Oncology Clinical Monitor UK Site CRA Role in Rottingdean employer: IQVIA
At IQVIA, we pride ourselves on being an exceptional employer, offering a collaborative work culture that values innovation and professional growth. Our team in Rottingdean is dedicated to supporting your career development through comprehensive training and mentorship, while also providing competitive benefits and a commitment to work-life balance. Join us to make a meaningful impact in the field of Oncology clinical research, where your contributions will be recognised and valued.
StudySmarter Expert Advice🤫
We think this is how you could land Oncology Clinical Monitor UK Site CRA Role in Rottingdean
✨Tip Number 1
Network like a pro! Reach out to professionals in the oncology field on LinkedIn or at industry events. Building connections can lead to insider info about job openings and even referrals.
✨Tip Number 2
Prepare for interviews by brushing up on your knowledge of GCP and ICH guidelines. We want you to be confident discussing how these apply to your work as a Clinical Research Associate.
✨Tip Number 3
Showcase your monitoring experience! Be ready to share specific examples of how you've ensured protocol adherence and improved site practices in your previous roles.
✨Tip Number 4
Don’t forget to apply through our website! It’s the best way to ensure your application gets noticed, and we’re always on the lookout for passionate candidates like you.
We think you need these skills to ace Oncology Clinical Monitor UK Site CRA Role in Rottingdean
Some tips for your application 🫡
Tailor Your CV:Make sure your CV highlights your experience in Oncology and any relevant monitoring roles. We want to see how your background aligns with the responsibilities of the Clinical Research Associate position.
Craft a Compelling Cover Letter:Your cover letter is your chance to shine! Use it to explain why you're passionate about clinical research and how you can contribute to our Site Management team. Keep it concise but impactful.
Showcase Your GCP Knowledge:Since this role requires a solid understanding of Good Clinical Practice, be sure to mention any certifications or training you've completed. We love candidates who are up-to-date with industry standards!
Apply Through Our Website:We encourage you to apply directly through our website for the best chance of getting noticed. It’s the easiest way for us to keep track of your application and ensure it reaches the right people!

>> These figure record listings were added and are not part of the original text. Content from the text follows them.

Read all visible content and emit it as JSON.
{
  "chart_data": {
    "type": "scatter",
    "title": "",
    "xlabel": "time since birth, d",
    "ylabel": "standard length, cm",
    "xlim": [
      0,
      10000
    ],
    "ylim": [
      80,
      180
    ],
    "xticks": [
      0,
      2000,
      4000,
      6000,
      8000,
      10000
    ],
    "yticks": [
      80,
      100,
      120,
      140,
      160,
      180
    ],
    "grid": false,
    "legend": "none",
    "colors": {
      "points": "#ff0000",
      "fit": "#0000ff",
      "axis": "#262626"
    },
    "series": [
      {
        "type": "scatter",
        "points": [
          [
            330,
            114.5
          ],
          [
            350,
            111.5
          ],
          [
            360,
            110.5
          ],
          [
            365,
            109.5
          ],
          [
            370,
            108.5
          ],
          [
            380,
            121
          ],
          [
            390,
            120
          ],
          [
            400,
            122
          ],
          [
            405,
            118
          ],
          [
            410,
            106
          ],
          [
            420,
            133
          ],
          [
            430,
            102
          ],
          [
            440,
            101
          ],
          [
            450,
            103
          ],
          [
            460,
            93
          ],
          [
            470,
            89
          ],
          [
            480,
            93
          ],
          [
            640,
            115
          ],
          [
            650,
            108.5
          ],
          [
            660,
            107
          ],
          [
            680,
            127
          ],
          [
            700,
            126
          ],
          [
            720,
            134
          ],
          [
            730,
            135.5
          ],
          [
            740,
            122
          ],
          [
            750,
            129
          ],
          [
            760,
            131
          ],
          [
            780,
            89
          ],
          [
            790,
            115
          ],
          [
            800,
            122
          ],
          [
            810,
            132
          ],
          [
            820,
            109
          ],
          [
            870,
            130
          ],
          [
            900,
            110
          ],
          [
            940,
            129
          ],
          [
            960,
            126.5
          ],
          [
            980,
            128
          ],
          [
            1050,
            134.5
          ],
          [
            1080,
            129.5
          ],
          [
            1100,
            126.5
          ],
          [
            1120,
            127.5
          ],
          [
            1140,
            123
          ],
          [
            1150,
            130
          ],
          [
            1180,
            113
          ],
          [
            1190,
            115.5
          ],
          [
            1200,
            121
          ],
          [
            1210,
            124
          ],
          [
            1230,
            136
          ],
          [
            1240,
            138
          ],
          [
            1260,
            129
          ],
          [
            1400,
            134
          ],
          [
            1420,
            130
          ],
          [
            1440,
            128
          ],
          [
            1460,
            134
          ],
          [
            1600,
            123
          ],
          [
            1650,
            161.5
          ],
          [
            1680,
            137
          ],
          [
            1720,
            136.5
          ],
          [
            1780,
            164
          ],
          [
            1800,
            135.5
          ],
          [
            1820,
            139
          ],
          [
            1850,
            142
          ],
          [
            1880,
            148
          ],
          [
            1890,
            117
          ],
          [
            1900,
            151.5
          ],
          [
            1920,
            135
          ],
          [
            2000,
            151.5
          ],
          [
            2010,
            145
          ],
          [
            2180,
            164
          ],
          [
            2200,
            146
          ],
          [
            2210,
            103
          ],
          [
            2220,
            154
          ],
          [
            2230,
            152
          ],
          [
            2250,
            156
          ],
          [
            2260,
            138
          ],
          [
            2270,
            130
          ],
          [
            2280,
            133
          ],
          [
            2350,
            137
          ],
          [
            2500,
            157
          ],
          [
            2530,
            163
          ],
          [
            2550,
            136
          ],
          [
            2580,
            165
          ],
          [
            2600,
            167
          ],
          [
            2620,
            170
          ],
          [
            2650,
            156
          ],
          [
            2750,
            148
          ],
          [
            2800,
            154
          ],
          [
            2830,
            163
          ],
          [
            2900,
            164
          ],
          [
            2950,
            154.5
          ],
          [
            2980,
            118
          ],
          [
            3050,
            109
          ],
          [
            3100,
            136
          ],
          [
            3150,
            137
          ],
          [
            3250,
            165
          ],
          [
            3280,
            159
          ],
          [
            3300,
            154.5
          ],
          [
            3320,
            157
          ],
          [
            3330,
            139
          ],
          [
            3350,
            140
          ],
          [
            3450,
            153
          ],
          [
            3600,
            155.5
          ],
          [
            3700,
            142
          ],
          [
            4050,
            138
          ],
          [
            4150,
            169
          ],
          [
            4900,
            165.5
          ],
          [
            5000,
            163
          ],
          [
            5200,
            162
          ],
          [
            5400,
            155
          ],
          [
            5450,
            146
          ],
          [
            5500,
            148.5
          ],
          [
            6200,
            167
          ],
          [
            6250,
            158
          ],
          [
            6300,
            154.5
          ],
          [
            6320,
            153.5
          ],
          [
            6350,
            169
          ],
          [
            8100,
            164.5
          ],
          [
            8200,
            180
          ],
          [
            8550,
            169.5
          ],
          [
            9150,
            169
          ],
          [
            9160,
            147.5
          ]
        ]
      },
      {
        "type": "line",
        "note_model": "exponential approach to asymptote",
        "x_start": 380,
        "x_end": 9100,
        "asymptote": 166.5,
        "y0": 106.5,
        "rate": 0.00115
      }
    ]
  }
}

How to prepare for a job interview at IQVIA
✨Know Your Oncology Stuff
Make sure you brush up on your knowledge of oncology studies and the specific protocols involved. Familiarise yourself with recent advancements in the field, as well as any relevant GCP and ICH guidelines. This will show that you're not just a candidate, but someone who is genuinely passionate about making an impact in clinical research.
✨Demonstrate Monitoring Experience
Be ready to discuss your previous experience with independent on-site monitoring. Prepare specific examples of how you've ensured adherence to protocols and improved site practices. This will help the interviewers see that you have the practical skills needed for the role.
✨Communication is Key
Since this role involves fostering communication with sites, think of instances where you've successfully navigated challenges in communication. Whether it’s resolving issues or building relationships, having concrete examples will highlight your interpersonal skills and ability to work collaboratively.
✨Ask Insightful Questions
Prepare thoughtful questions about the team dynamics, ongoing studies, and the company's vision for oncology research. This not only shows your interest in the role but also helps you gauge if the company aligns with your career goals. Remember, interviews are a two-way street!